If you’re a small or midsize business (SMB) owner, you may think your organization is too little or unattractive for the most dangerous and sophisticated cyber-criminals to notice.
You are mistaken.
At one time, yes, most online attackers focused their attention on larger enterprises; but today, over half of malware attack victims are categorized as small businesses, according to the Verizon Data Breach Investigations Report (DBIR).i The emergence of easy-to-deploy attacks like ransomware have changed the calculus for cyber-criminals, making it low-cost and high-reward to specifically target SMBs over larger businesses.

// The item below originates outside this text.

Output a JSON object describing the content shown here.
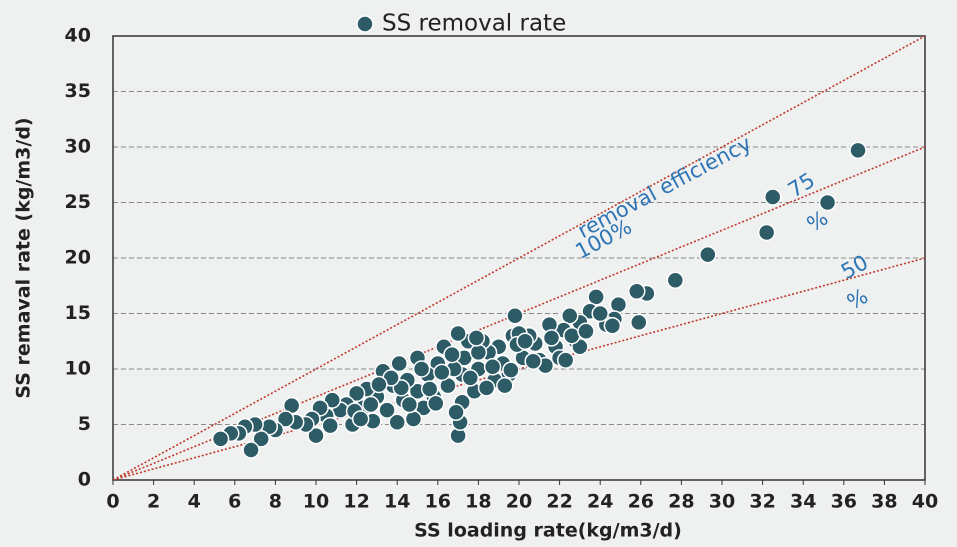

“It’s a real epidemic,” says cybersecurity expert Daniel Tobok. “Twenty years ago, the big criminals were really only interested in government and bankers and banking associations, because they held a lot of meaty things that they could monetize quickly. But as those enterprises grew more educated and more secure, [SMBs] are one of the biggest attack vectors for cybercriminals and state-sponsored attacks, because smaller enterprises are not as mature when it comes to their security.”ii
That’s right: the situation has completely reversed, with small businesses now the preferred target. Instead of following the money, cybercriminals are targeting the low hanging fruit.
That means businesses like yours.
This may come as some surprise: data breaches and other cyber-attacks have been writ large in news headlines for years now, but the media tends to focus on the most spectacular security failures, like the now-infamous attacks on giants like Target, Home Depot, Yahoo!, Equifax, and more.